Say what? SABC botches Brics breakfast briefing
The five leaders representing the emerging-nation bloc were all due to address the media for the first time on Wednesday during the fifth Brics (Brazil, Russia, India, China, South Africa) summit, with the event being broadcast on national television.
But many South Africans were left scratching their heads and wondering what exactly the most powerful figures in the developing world had to say after the SABC neglected to turn up the volume on the translations.
President Jacob Zuma and India's Commerce Minister Anand Sharma both addressed the delegation in English, with both underlining the prospects the Brics group have before them.
"The opportunities are immense. The time is now for the Brics business council to lead private sector investment and development," Zuma said.
Sharma added that the onus was on the group to lead the fight against youth unemployment and identify economic sectors that would stimulate the global economy.
"We have to ensure that the agenda our leaders adopt will be taken with great cooperation," he added.
But Brazil's President Dilma Rouseff, Russia's President Vladimir Putin and China's President Xi Jinping all spoke in their native langauges.
Consequently, nobody outside the auditorium clearly heard what they said. Interpreters eagerly relayed the trio's sentences but their translations were only broadcast as a small din under their voices.
Viewers quickly took to Twitter to voice their contempt at seemingly being disregarded.
"So is no one at the SABC noticing that the translations aren't loud enough?!?," asked Lukhanyo Neer.
"Obviously the translation service is not for those of us watching.
*Poor planning & total disregard for viewers*," tweeted Mkhuleko Hlengwa, leader of the Inkhatha Freedom Party's youth brigade and South Africa's youngest MP.
Nicole Naicker echoed Hlengwa's sentiment and tweeted: "For people watching the Brics, SABC shouldn't assume that we understand all the languages."

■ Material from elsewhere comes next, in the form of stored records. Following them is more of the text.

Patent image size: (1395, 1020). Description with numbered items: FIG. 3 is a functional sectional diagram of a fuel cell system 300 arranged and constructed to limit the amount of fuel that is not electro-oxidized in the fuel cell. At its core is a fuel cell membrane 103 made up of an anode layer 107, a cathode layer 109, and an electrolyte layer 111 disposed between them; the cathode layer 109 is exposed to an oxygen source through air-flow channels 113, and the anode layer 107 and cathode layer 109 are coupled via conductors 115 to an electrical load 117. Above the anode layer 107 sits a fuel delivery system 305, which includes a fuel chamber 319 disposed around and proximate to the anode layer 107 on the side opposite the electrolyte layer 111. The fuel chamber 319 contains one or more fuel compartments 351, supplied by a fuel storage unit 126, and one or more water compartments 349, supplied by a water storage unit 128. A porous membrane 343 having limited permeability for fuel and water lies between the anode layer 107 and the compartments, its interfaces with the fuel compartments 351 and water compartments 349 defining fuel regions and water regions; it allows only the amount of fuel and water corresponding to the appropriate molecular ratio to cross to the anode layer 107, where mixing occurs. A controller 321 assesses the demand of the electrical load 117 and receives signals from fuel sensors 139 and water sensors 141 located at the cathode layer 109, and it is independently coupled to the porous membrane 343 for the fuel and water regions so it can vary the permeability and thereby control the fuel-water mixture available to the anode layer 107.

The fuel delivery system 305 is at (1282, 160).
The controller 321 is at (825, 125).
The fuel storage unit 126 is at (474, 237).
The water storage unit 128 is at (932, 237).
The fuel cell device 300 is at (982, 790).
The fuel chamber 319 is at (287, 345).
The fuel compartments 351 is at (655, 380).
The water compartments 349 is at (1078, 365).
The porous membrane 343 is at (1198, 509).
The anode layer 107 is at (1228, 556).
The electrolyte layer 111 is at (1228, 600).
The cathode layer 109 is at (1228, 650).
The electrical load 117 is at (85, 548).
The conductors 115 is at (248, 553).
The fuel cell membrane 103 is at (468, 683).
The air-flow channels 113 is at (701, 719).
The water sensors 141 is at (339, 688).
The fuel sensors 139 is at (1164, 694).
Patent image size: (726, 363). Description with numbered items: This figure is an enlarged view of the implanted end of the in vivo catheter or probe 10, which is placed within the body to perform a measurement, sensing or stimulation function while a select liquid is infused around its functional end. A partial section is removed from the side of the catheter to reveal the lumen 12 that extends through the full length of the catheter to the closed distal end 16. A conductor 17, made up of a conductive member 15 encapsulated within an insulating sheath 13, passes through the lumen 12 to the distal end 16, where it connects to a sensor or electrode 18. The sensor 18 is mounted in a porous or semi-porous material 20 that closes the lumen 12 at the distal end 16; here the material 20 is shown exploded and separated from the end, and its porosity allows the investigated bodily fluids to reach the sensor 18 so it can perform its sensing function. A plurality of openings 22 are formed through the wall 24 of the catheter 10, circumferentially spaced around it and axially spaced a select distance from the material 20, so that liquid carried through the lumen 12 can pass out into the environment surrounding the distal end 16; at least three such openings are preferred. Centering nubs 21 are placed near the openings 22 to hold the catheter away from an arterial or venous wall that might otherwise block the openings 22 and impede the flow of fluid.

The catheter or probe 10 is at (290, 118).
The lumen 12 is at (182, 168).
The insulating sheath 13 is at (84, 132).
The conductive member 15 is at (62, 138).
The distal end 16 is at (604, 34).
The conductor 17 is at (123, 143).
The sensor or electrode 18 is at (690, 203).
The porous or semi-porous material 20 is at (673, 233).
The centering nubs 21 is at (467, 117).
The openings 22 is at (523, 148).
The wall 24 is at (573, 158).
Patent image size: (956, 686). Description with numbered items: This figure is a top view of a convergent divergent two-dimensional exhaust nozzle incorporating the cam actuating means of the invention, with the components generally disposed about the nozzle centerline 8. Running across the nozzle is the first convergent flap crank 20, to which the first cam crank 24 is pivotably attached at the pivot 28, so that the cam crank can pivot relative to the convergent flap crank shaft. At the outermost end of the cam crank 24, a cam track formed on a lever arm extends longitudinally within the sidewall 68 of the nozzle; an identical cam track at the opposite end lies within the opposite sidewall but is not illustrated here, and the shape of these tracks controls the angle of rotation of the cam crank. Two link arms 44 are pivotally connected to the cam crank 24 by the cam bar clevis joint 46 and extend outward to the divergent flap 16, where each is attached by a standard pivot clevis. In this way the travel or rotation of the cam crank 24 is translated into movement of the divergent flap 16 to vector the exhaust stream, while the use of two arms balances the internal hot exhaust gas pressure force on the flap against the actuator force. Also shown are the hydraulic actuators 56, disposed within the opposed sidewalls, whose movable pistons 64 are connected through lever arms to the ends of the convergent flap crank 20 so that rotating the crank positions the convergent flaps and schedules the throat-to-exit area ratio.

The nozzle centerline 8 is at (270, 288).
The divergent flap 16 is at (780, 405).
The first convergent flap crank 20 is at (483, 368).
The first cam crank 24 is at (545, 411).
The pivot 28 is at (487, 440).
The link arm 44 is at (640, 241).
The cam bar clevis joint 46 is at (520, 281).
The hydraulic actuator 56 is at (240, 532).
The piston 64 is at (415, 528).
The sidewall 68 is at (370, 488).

Dennis Mashigo was particularly peeved.
"Some idiot at the SABC forgot that all this dignitaries will be speaking in their mother tongue, so we get no translation," he tweeted.
The SABC's chief operating officer Hlaudi Motsoeneng told the Mail & Guardian that the event was an important one for the SABC.
"For us it's massive," he said. "This is the first time in this country where you have all the leaders of the [Brics] countries talking to the public. It was wonderful."
Motsoeneng acknowledged that there were technical problems with the broadcast but said it was part of a learning curve for the broadcaster.
"This is the first time that we've done that, where you have different leaders who can't speak a certain language," he said.
"We should sit down and discuss how we should handle such situations where you have people speaking different languages."
Should a similar situation arise in future, one option might be to use subtitles, he said.
Despite the technical glitches, Motsoeneng said that the SABC did not receive any complaints about the broadcast but feedback on the programme was good.